Alexander Kantorovich, PharmD, BCPS
Alexander Kantorovich, PharmD, BCPS, is a Clinical Associate Professor of Pharmacy Practice at Chicago State University College of Pharmacy and Clinical Pharmacy Specialist at Advocate Christ Medical Center in Oak Lawn, Illinois. Dr. Kantorovich earned his Associate of Science degree with an emphasis in chemistry from William Rainey Harper College and received his Doctor of Pharmacy degree from the University of Illinois at Chicago College of Pharmacy. He went on to complete a 2-year pharmacotherapy residency with an emphasis in cardiology and critical care at the Cleveland Clinic and is board certified in pharmacotherapy. His research interests center around cardiovascular pharmacotherapy, anticoagulation, and anticoagulation reversal.
UFH is a polysaccharide that exerts its pharmacologic activity by binding to antithrombin III (AT III) and interacting mainly with coagulation factors II and X.1 Similar agents include low-molecular-weight heparins like enoxaparin and dalteparin, which have shorter polysaccharide chains than UFH, and the pentasaccharide fondaparinux, which is a synthetic derivative of UFH that interacts only with AT III and coagulation factor X because of its lack of a long polysaccharide tail.

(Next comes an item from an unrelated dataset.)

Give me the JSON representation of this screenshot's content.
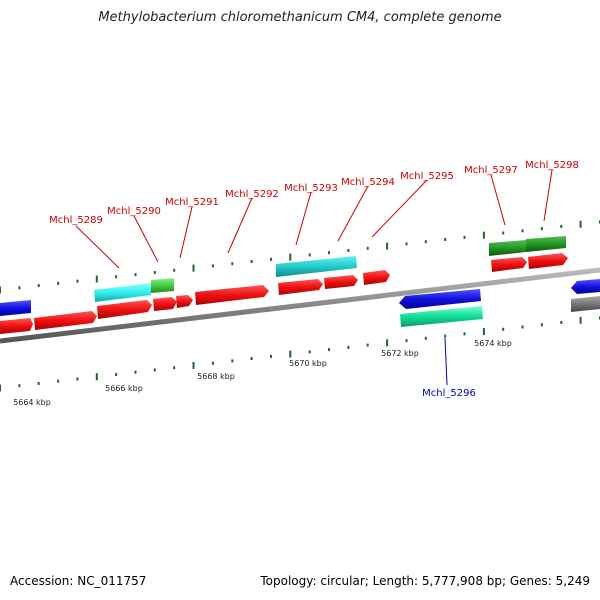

Heparin was first discovered in dog livers but later produced from bovine lungs, livers, and intestines in the 1930s. In the 1940s, porcine heparin from intestines was introduced to the market, where it remained alongside intestinal bovine heparin for the next 50 years.2
It wasn’t until the late 1990s that bovine heparin was withdrawn from the US market for 3 major reasons: 1) it was associated with higher rates of heparin-induced thrombocytopenia than porcine heparin, 2) it was less potent than porcine heparin, and 3) it spurred the bovine spongiform encephalopathy (BSE) epidemic. Humans who consumed BSE-infected cattle meat developed Creutzfeldt-Jakob disease (CJD). Although dozens of CJD cases were noted, none were directly tied to bovine heparin use. Nonetheless, manufactures voluntarily withdrew their bovine heparin products.
The drug’s withdrawal didn’t have a major impact on most patient populations, but some religious groups were left with a difficult situation. For instance, Jewish and Muslim patients who follow Kosher and Halal regulations are prohibited from eating pork or pork-derived products like porcine heparin. However, both Jewish and Muslim authorities have weighed in on the issue for their respective populations.
Because heparin isn’t taken by the enteral route, most Jewish leaders have stated that Jewish dietary laws don’t apply, so porcine heparin can be used.3 In addition, the law of medical necessity can be applied to medications that may otherwise be prohibited. However, this may still be an issue in more conservative orthodox sects.
For Muslim patients, the Islamic Medical Association of North America’s ethics committee states that the use of porcine heparin is permitted for Muslim patients based on multiple rules4:
1. Necessity makes prohibited things lawful.
2. If there are 2 evils, then you use the lesser one. In this case, the bigger evil is that not using the available heparin could lead to significant morbidity or mortality.
3. As long as there’s some modification of the original porcine product, then it’s appropriate to use. This may include agents like enoxaparin or fondaparinux, although their use may be limited based on patient-specific renal function.
With the supply line of heparin now consisting solely of porcine products that are limited geographically in terms of production, there could be heparin shortages in the future. This actually occurred in 2007, when heparin from China was adulterated and led to significant patient morbidity and mortality around the world. As a result, the FDA held a meeting in 2014 about possibly reintroducing bovine heparin to the market.
Since bovine heparin was taken off the market, new standards for porcine heparin preparations have been presented by the US Pharmacopeia. Similarly, specific bovine heparin standards may need to be introduced if the formulation is reintroduced to the market.
In addition, research has found that rates of HIT are actually no different between porcine- and bovine-derived heparin. Potency differences are still seen between the 2 formulations, however, so clinicians would need to be cognizant of dosing differences that could lead to significant medication errors.
The factors outlined above should weigh heavily on the FDA regarding the potential reintroduction of bovine heparin.
1. Garcia DA, Baglin TP, Weitz JI, Samama MM; American College of Chest Physicians. Parenteral anticoagulants: Antithrombotic Therapy and Prevention of Thrombosis, 9th ed: American College of Chest Physicians Evidence-Based Clinical Practice Guidelines. Chest. 2012;141(2 Suppl):e24S-43S.
2. Keire D, Mulloy B, Chase C, et al. Diversifying the global heparin supply chain: reintroduction of bovine heparin in the United States? Pharmaceutical Technology. 2015;39(11): 28-35.
3. Cohen R. Pork: the other white medicine. New York Times Magazine. Published August 18, 2009.
4. Fadel H. Use of heparin. Islamic Medical Association of North America.